In instances where RF jamming is either unavailable or prohibited, there’s always the trusty laser. Boeing, for example, unveiled its Compact Laser Weapons System back in 2015. This portable laser generator runs on a 220V power supply and blasts out a 2Kw beam that can burn through drones in seconds. It’s not as powerful as the 30Kw laser the Army has outfitted its HELMTT with, or the 150Kw version the Navy is currently testing aboard the USS Ponce, but is strong enough to knock UAVs out of the sky.
Of course, the US defense industry isn’t the only one getting in on the laser-cannon game. Germany’s Rheinmetall rolled out its Oerlikon Skyshield High Energy Laser at Eurosatory 2016. The 10Kw laser is part of a larger area-of-denial system that targets incoming threats with one of three weapons: missiles to take out attacking aircraft, 35mm rounds for helicopters and the laser for drones.
Security researchers have even gone so far as to develop anti-drone viruses. In 2015, Rahul Sasi announced that he had developed the first such malware, dubbed Maldrone, ahead of that year’s Nullcon expo. The Python-based script is uploaded to the drone through the local WiFi network and, upon infection, overrides the drone’s drivers and sensors. This effectively gives the attacker remote control over the UAV while locking out the drone’s owner. Sasi’s virus initially only worked against Parrot AR drones, which are Linux-based, though the technique can theoretically be applied to other brands of UAV.

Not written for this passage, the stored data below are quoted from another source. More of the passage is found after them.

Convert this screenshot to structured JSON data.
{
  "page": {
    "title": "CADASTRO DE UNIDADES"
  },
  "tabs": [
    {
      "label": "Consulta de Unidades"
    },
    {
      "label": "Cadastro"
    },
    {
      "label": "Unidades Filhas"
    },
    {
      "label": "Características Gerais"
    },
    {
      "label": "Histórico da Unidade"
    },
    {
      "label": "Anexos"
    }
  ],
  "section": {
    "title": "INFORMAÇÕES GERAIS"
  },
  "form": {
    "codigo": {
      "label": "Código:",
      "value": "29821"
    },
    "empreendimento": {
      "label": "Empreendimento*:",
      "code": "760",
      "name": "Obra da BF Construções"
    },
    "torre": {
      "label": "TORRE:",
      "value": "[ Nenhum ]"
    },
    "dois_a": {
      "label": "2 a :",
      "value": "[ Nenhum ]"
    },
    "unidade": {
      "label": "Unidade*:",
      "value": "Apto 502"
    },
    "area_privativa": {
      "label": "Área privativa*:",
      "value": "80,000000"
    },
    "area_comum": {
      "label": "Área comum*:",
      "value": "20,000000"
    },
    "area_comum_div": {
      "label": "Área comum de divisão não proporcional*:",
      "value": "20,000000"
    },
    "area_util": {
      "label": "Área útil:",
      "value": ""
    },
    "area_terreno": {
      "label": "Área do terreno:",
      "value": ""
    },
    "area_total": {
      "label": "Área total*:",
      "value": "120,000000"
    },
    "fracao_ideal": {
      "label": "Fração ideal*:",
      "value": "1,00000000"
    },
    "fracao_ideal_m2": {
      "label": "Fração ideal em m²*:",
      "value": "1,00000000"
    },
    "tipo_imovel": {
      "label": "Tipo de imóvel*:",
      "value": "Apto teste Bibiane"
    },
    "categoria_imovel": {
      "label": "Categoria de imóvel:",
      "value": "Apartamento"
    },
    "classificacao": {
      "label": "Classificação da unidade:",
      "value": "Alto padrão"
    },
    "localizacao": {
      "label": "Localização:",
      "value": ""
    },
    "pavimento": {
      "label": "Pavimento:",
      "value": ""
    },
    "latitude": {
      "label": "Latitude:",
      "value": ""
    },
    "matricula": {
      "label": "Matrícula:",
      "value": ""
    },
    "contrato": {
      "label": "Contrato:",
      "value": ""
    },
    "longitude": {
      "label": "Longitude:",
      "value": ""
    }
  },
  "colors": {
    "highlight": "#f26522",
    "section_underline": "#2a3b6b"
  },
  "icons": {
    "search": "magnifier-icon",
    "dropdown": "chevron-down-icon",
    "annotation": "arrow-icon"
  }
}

This is similar to the SkyJack system developed by security researcher Samy Kamkar back in 2013. Kamkar also used a Parrot AR drone, this one equipped with a Raspberry Pi loaded with his SkyJack virus. The UAV seeks out nearby drones, forcefully disconnects their WiFi connection and then reauthenticates the attacker (making the drone think it’s reconnected to its rightful owner). Once the drone is under the attacker’s control, it can be used to further spread the virus.
This past April, the UK police and prison system agreed to a £3 million task force to curb contraband smuggling by UAVs, for example, while police departments roll out “drone forensics” teams to track down absconding operators. “Drone forensics are becoming increasingly important as more drones take to the air,” James Mackler, an attorney at Mackler Law Firm in Nashville, Tennessee told the BBC. “Civilian commercial drones are now being used by terrorist organizations, and the fact that they are being weaponized makes forensics all the more critical.”
We are likely seeing the start of a new kind of arms race — one that pits limited law-enforcement resources against a growing armada of increasingly inexpensive UAVs. Counter-drone measures are still exceedingly expensive compared to the devices they’re designed to detain and are often constrained by outdated regulations and rules. Don’t expect that to last for much longer, however, as governments continue to incorporate the new measures into their existing enforcement apparatuses.